Assuming an 80-20 split was used, the seed 123456 yields an optimal model with parameters
Best hyperparameters:
num_trees: 7
max_depth: 4
min_samples_split: 1
num_features: 3
Since the data set is trivially small, the model scores 100% in terms of testing accuracy. A more veteran user can quickly tinker with the datasets to learn that the model is not so precise in practice.
- Add support for continuous features with better splitting criteria (e.g. regression).
- Add visualization for decision trees.
- Further develop the gradient-boosting classifier.
MIT License
Copyright (c) 2025 Christopher Dare
Permission is hereby granted, free of charge, to any person obtaining a copy of this software and associated documentation files (the "Software"), to deal in the Software without restriction, including without limitation the rights to use, copy, modify, merge, publish, distribute, sublicense, and/or sell copies of the Software, and to permit persons to whom the Software is furnished to do so, subject to the following conditions:
The above copyright notice and this permission notice shall be included in all copies or substantial portions of the Software.

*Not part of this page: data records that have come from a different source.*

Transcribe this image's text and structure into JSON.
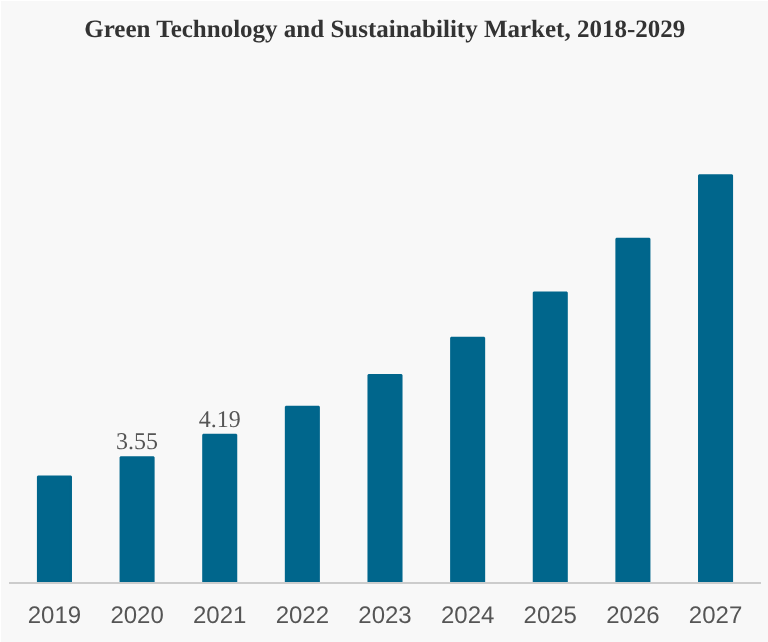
{
  "chart_data": {
    "type": "bar",
    "title": "Green Technology and Sustainability Market, 2018-2029",
    "categories": [
      "2019",
      "2020",
      "2021",
      "2022",
      "2023",
      "2024",
      "2025",
      "2026",
      "2027"
    ],
    "tick_labels": "x",
    "values": [
      3.01,
      3.55,
      4.19,
      4.98,
      5.88,
      6.93,
      8.21,
      9.73,
      11.52
    ],
    "value_labels": [
      null,
      "3.55",
      "4.19",
      null,
      null,
      null,
      null,
      null,
      null
    ],
    "color": "#00668c",
    "grid": false
  }
}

THE SOFTWARE IS PROVIDED "AS IS", WITHOUT WARRANTY OF ANY KIND, EXPRESS OR IMPLIED, INCLUDING BUT NOT LIMITED TO THE WARRANTIES OF MERCHANTABILITY, FITNESS FOR A PARTICULAR PURPOSE AND NONINFRINGEMENT. IN NO EVENT SHALL THE AUTHORS OR COPYRIGHT HOLDERS BE LIABLE FOR ANY CLAIM, DAMAGES OR OTHER LIABILITY, WHETHER IN AN ACTION OF CONTRACT, TORT OR OTHERWISE, ARISING FROM, OUT OF OR IN CONNECTION WITH THE SOFTWARE OR THE USE OR OTHER DEALINGS IN THE SOFTWARE.